Then there arose certain It is better to render the connecting particle But, it is no note of time.

of the synagogue, which is called the synagogue of the Libertines Lit. of them that were of the synagogue called, &c. The number of synagogues in Jerusalem was very great. The Libertineswere most likely the children of some Jews who had been carried captive to Rome by Pompey (b.c. 63), and had been made freedmen (libertini) by their captors, and after their return to Jerusalem had formed one congregation and used one synagogue specially. There is an interesting illustration of this severance of congregations among the Jews from a like cause in the description of the modern Jewish communities in Malabar and Cochin. It is in a MS. in the Cambridge University Library (Oo. 1. 47) which was written in 1781. "At this time are found in their dwelling-places about forty white householders, and in all the other places are black Jews found, and their forefathers were the slavesof the white Jews, and now the black Jews as found in all the places are about five hundred householders, and they have ten synagogues while the white Jews have only one. And the white Jews dwell all together and their ritual is distinct from that of the black Jews, and they will not count them [the black Jews] among the ten [necessary for forming a congregation] except a few families of them; but if any of the white Jews go to their [the black Jews"] synagogues, they will admit him as one of the ten."

and Cyrenians Read, and of the Cyrenians. On the Jews in Cyrene see Acts 2:10 note.

and Alexandrians Read, and of the Alexandrians. There were in Christ's time, and had been long before, as we learn from the account of the Septuagint translation, Jews resident in Alexandria. In the Talmud we are told that they were very numerous. Thus T. B. Succah51 b it is said, "Rabbi Jehudah said: He that hath not seen the amphitheatre at Alexandria (apparently used for the Jewish worship) in Egypt has not seen the glory of Israel.

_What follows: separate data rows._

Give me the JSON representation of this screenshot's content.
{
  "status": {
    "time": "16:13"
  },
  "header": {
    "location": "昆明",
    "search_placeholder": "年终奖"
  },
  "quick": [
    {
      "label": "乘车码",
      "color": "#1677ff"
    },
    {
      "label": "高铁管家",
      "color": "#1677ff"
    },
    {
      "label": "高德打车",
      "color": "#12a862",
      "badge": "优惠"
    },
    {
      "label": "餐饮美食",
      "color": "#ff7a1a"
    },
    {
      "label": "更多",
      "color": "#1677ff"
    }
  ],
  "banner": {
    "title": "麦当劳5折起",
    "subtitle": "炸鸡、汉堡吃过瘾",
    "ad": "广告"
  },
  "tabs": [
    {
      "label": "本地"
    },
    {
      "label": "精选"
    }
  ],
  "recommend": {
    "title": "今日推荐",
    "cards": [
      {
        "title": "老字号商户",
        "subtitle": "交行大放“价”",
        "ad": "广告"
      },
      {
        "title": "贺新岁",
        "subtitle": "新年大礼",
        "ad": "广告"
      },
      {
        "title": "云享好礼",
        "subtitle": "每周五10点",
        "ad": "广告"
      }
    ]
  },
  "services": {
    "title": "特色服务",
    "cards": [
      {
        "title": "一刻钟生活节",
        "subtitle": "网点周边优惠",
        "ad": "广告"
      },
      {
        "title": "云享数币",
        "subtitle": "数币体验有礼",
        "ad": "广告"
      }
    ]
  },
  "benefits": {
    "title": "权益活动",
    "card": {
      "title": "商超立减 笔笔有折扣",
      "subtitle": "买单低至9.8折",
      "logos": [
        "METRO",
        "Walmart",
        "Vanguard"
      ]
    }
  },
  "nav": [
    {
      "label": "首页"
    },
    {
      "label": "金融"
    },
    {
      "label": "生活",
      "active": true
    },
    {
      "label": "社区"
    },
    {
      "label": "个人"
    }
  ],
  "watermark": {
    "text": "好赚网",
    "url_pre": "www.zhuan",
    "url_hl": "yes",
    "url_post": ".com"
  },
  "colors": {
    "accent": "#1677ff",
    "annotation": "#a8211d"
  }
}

They say it was like a great Basilica with gallery above gallery. Sometimes there were in it double the number of those who went out from Egypt, and there were in it seventy-one seats of gold corresponding to the seventy-one members of the great Sanhedrin, each one of them worth not less than twenty-one myriads of talents of gold, and there was a platform of wood in the midst thereof, and the minister of the synagogue stood upon it with flags in his hand, and when the time [in the service] came that they should answer Amen, then he waved with the flag and all the people answered Amen." In spite of the exaggeration of the numbers in this story we may be certain from it that there was a very large Jewish population in Alexandria, and that they were likely to have a separate synagogue in Jerusalem. For another portion of this story see note on Acts 18:3.

and of them of Cilicia Cilicia was at the S.E. corner of Asia Minor. One of its principal towns was Tarsus, the birthplace of St Paul, and there were no doubt many other Jews there, descendants of those Jews whom Antiochus the Great introduced into Asia Minor (Joseph. Antiq. xii. 3. 4), two thousand families of whom he placed there as well disposed guardians of the country.

and of Asia See note on Acts 2:9.

disputing with Stephen The original word is used frequently of the captious questionings of the Pharisees (Mark 8:11), and the scribes (Mark 9:14), with Jesus and His disciples.